Groß und machtvoll erhebt sich das Schloss über dem mittelalterlichen Dorf mit den geduckten Häusern. Dessen in Armut und Not lebende Bewohner werden von einem finsteren Fürsten, der diabolische Züge trägt, hemmungslos ausgebeutet. Schwarz ist die dominierende Farbe seiner Erscheinung. Als das junge Bauernpaar Jeanne und Jean den Bund fürs Leben schließt und sich ewige Liebe verspricht, fordert der Fürst die erste Liebesnacht mit der frisch vermählten Braut. Ganz sacht und schrittweise mischen sich zu Beginn von Eiichi Yamamotos aus dem Jahre 1973 stammenden Animationsfilm „Belladonna of Sadness“ (Die Tragödie der Belladonna), der digital restauriert jetzt wiederaufgeführt wird, blasse Farben ins Bild der unschuldig Liebenden. Bis der Fürst, begleitet von höllischem Gelächter, durch seine brutale Vergewaltigung der jungfräulichen Jeanne bewirkt, dass ein gewaltiger Strom von Blut aus ihrem Unterleib hervorbricht.

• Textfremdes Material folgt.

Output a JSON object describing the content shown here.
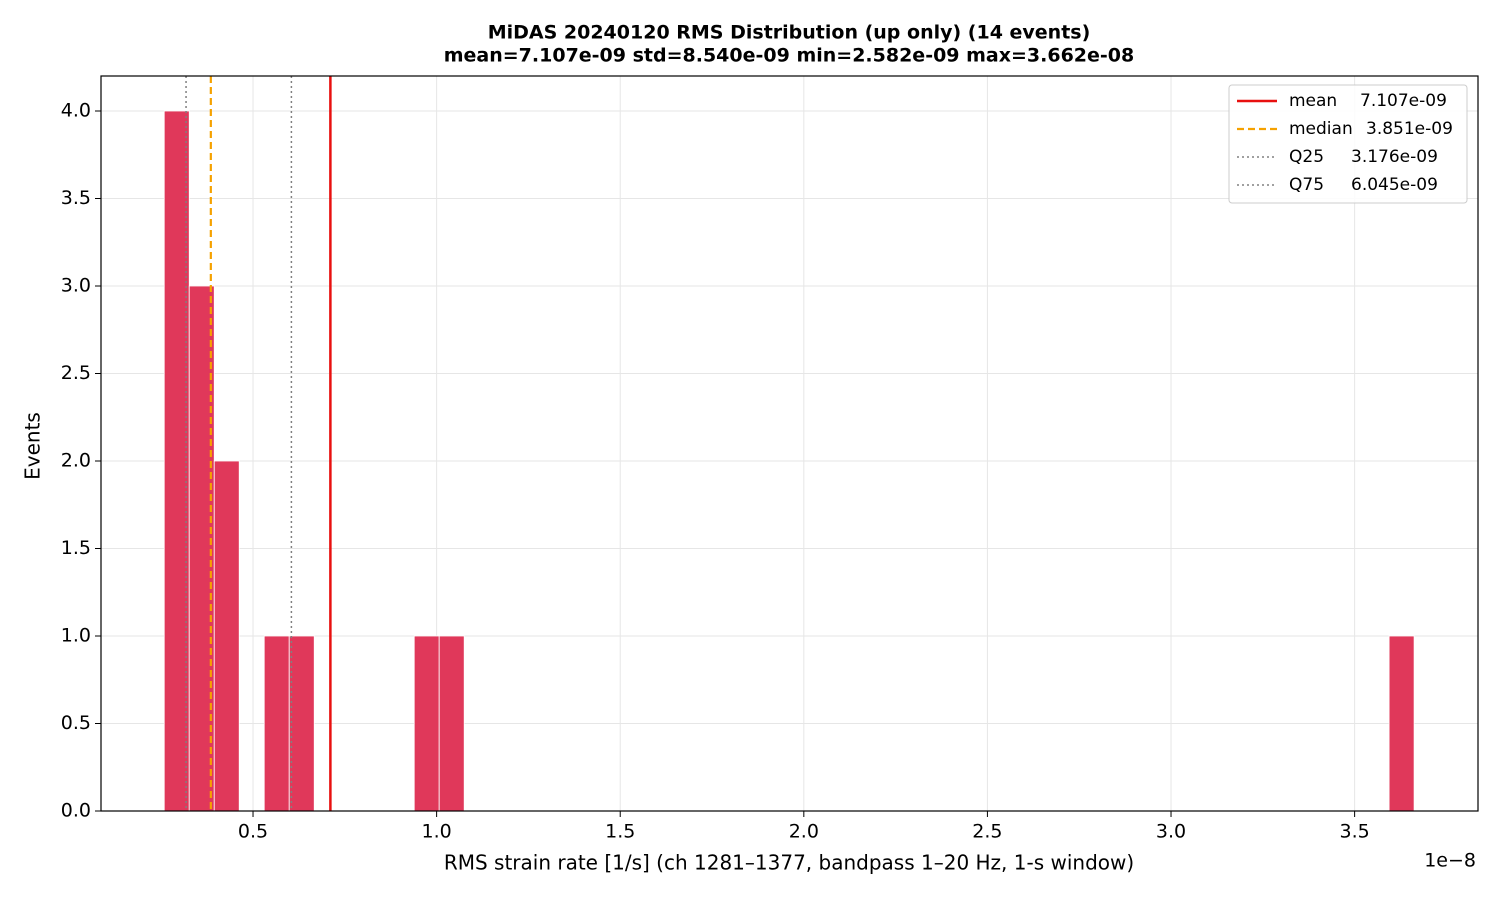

Damit steht für die Geschändete und ihren Mann am Beginn eines möglichen neuen Lebens ein Trauma. Die Zukunft ist erloschen, noch ehe sie begonnen hat, heißt es dazu in einem Lied. In ihrer Not erscheint Jeanne der Teufel, der sich ihrer Spindel entwindet, um daraufhin die Gestalt eines sprechenden Phallus anzunehmen. „Ich bin du selbst“, sagt der Verführer, der vorgibt, Jeannes „Ruf des Herzens“ zu folgen und ihre innersten Wünsche zu kennen. So verkauft die schöne, von ihren Seelenqualen überwältigte Braut zunächst ihren Körper, später ihre Seele dem Teufel und gewinnt dadurch zunehmend an Macht und Ansehen. Bald gilt sie als eine vom Teufel besessene Hexe. Während das Land in Hunger, Krankheit und Krieg versinkt, steigt Jeanne zu einer dem Fürsten nahezu gleichgestellten Herrscherin auf, die mit der als magisch geltenden Pflanze Belladonna (ein hier doppeldeutiger Name) und einer überschäumenden sexuellen Kraft Menschen heilt und damit zu ihrer Gefolgschaft macht. Ihre rachsüchtige Revolte kulminiert allerdings in Hybris („Ich will alles auf dieser Welt.“) und endet schließlich auf dem Scheiterhaufen.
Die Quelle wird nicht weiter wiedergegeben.